Google Builds a Better Boss with Project Oxygen

Recently, CareerBliss noted that while Google remains in its Top 50 Best Companies to Work For, the company is slipping from its high ranking. Google is reported as having trouble holding onto talent, losing people to Facebook and other startups.

Fortunately, two years ago Google implemented Project Oxygen, an effort by in-house statisticians to analyze why people leave Google.

People typically leave a company for one of three reasons, or a combination of them. The first is that they don’t feel a connection to the mission of the company, or sense that their work matters. The second is that they don’t really like or respect their co-workers. The third is they have a terrible boss — and this was the biggest variable.

Google’s Project Oxygen found that what employees valued above all were connected, caring managers. Employee feedback highlighted

  • “even-keeled bosses who made time for one-on-one meetings
  • “helping people puzzle through problems by asking questions, not dictating answers”
  • “took an interest in employees’ lives and careers”
  • “making that connection and being accessible”

The head of the Corporate Leadership Council says that “Google is at the leading edge” of companies attempting to apply a data-driven approach to the unpredictable world of human interactions.

When Google realized that managers have a much greater impact on employees’ performance and how they felt about their job than any other factor, they set to work analyzing what makes a great boss.

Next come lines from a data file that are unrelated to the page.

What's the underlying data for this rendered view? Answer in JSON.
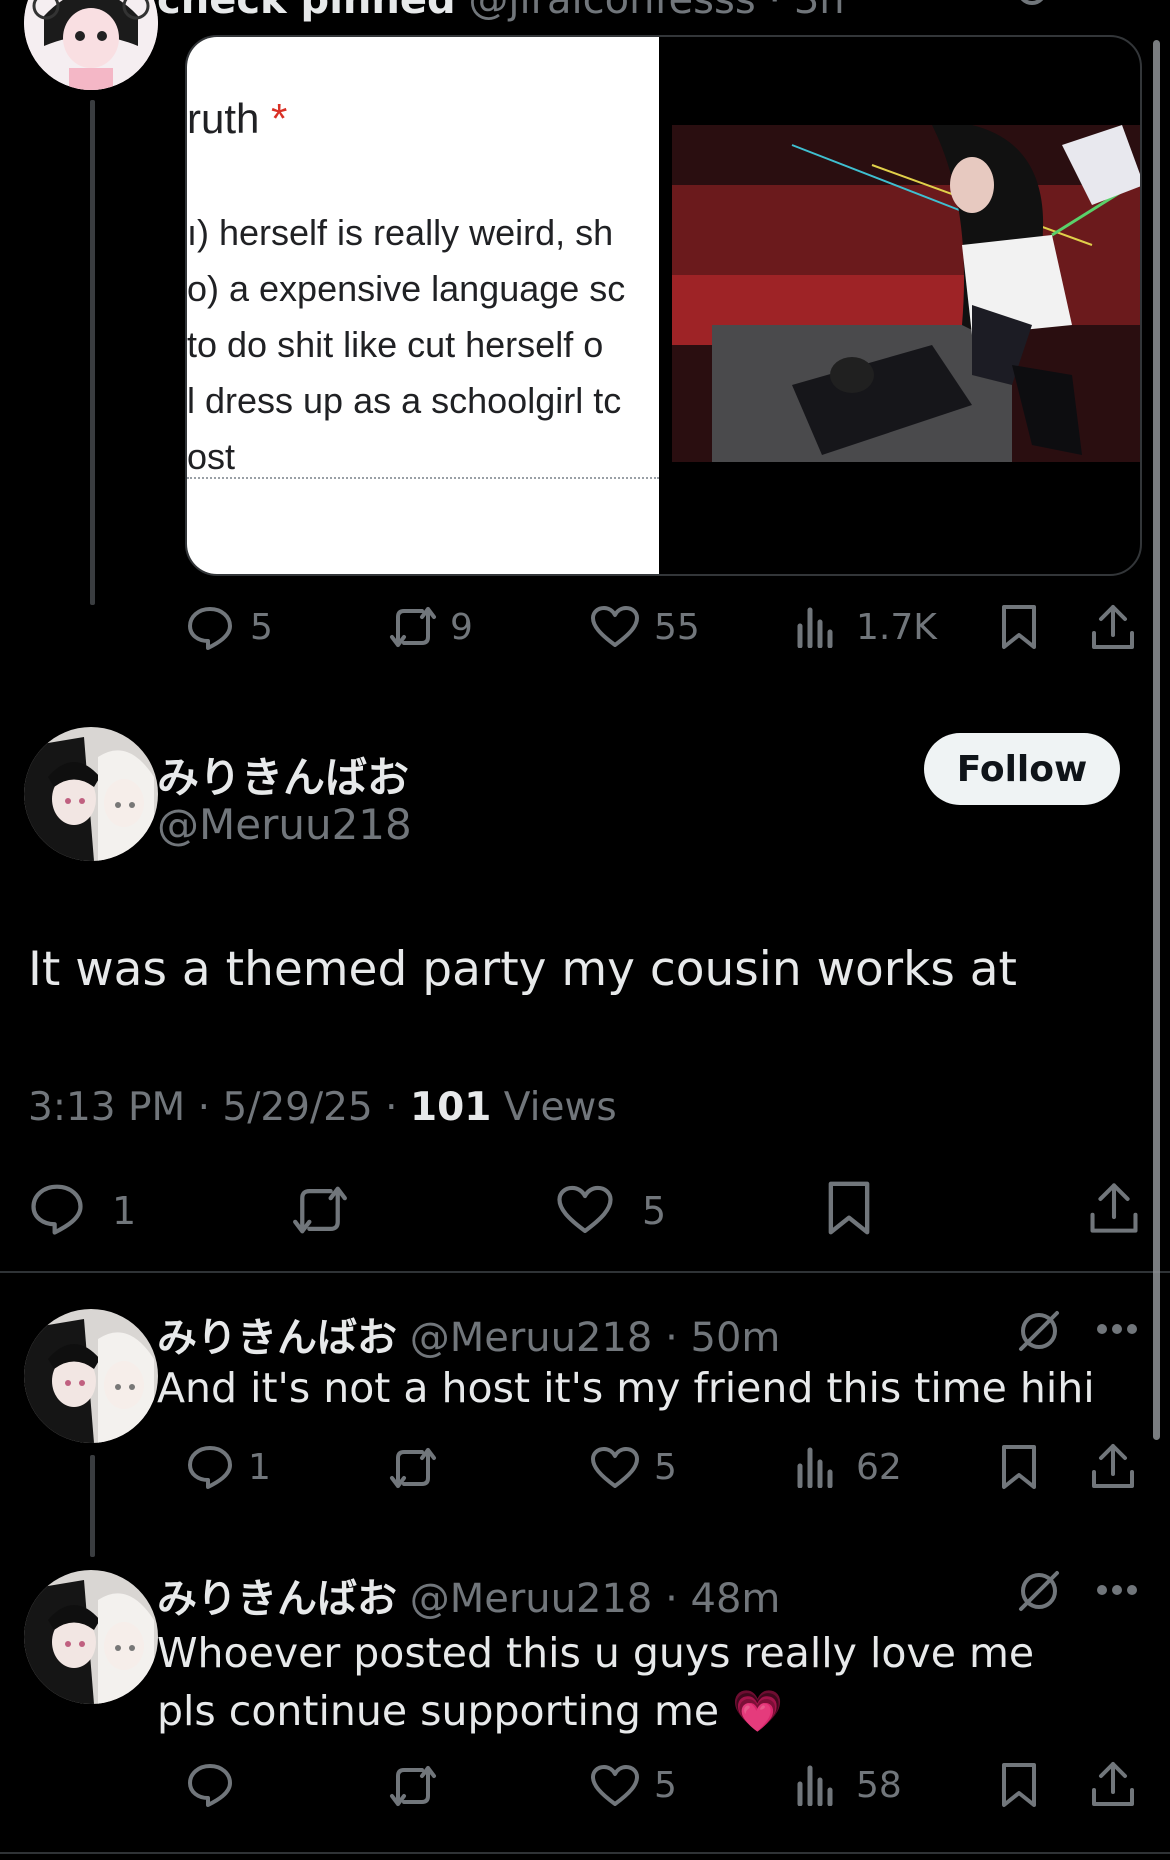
{
  "top_tweet": {
    "name_partial": "check pinned",
    "handle_partial": "@jiraiconfesss",
    "time_partial": "· 3h",
    "form_snippet": {
      "field_label": "ruth",
      "required_mark": "*",
      "lines": [
        "ı) herself is really weird, sh",
        "o) a expensive language sc",
        "to do shit like cut herself o",
        "l dress up as a schoolgirl tc",
        "ost"
      ]
    },
    "actions": {
      "replies": "5",
      "retweets": "9",
      "likes": "55",
      "views": "1.7K"
    }
  },
  "main_tweet": {
    "name": "みりきんばお",
    "handle": "@Meruu218",
    "follow_label": "Follow",
    "text": "It was a themed party my cousin works at",
    "time": "3:13 PM",
    "sep1": "·",
    "date": "5/29/25",
    "sep2": "·",
    "views_count": "101",
    "views_label": "Views",
    "actions": {
      "replies": "1",
      "likes": "5"
    }
  },
  "replies": [
    {
      "name": "みりきんばお",
      "handle": "@Meruu218",
      "time": "· 50m",
      "text": "And it's not a host it's my friend this time hihi",
      "actions": {
        "replies": "1",
        "likes": "5",
        "views": "62"
      }
    },
    {
      "name": "みりきんばお",
      "handle": "@Meruu218",
      "time": "· 48m",
      "text_line1": "Whoever posted this u guys really love me",
      "text_line2": "pls continue supporting me",
      "emoji": "💗",
      "actions": {
        "likes": "5",
        "views": "58"
      }
    }
  ],
  "colors": {
    "background": "#000000",
    "text": "#e7e9ea",
    "secondary": "#71767b",
    "follow_bg": "#eff3f4",
    "required_red": "#e0245e"
  }
}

Not just anywhere, but at Google in particular. Project Oxygen began to examine the habits of highly successful managers.

Once Google had its list, the company started teaching it in training programs, as well as in coaching and performance review sessions with individual employees. It paid off quickly: they saw a significant improvement in manager quality for 75 percent of the worst-performing bosses.

Online forums for Google employees commend the company as being a “culture of continuous improvement, at breakneck speed.” Fostering a democratic environment, where all voices carry equal weight, will go far in retaining quality employees over the long haul at Google.

Seventh Generation Takes a Hand with the Next Generation

In December of 2011, Seventh Generation announced its partnership with the nation’s first K-5 school with a sustainability theme.

The Sustainability Academy at Lawrence Barnes Elementary School in Burlington, VT is an international model for using sustainability as a lens for education.

Besides providing non-toxic cleaning products for classrooms and teachers, Seventh Generation has participated in a literacy-building program for the school, and helped fund a brand-new alternative energy system designed to reduce the school’s carbon footprint while serving as an educational tool for students.

Plans for 2012 include a science ambassador program in which Seventh Generation employees will work with students to understand the connection between personal and environmental health, along with 880 hours of employee volunteer time to build an outdoor classroom and a natural playground for the school.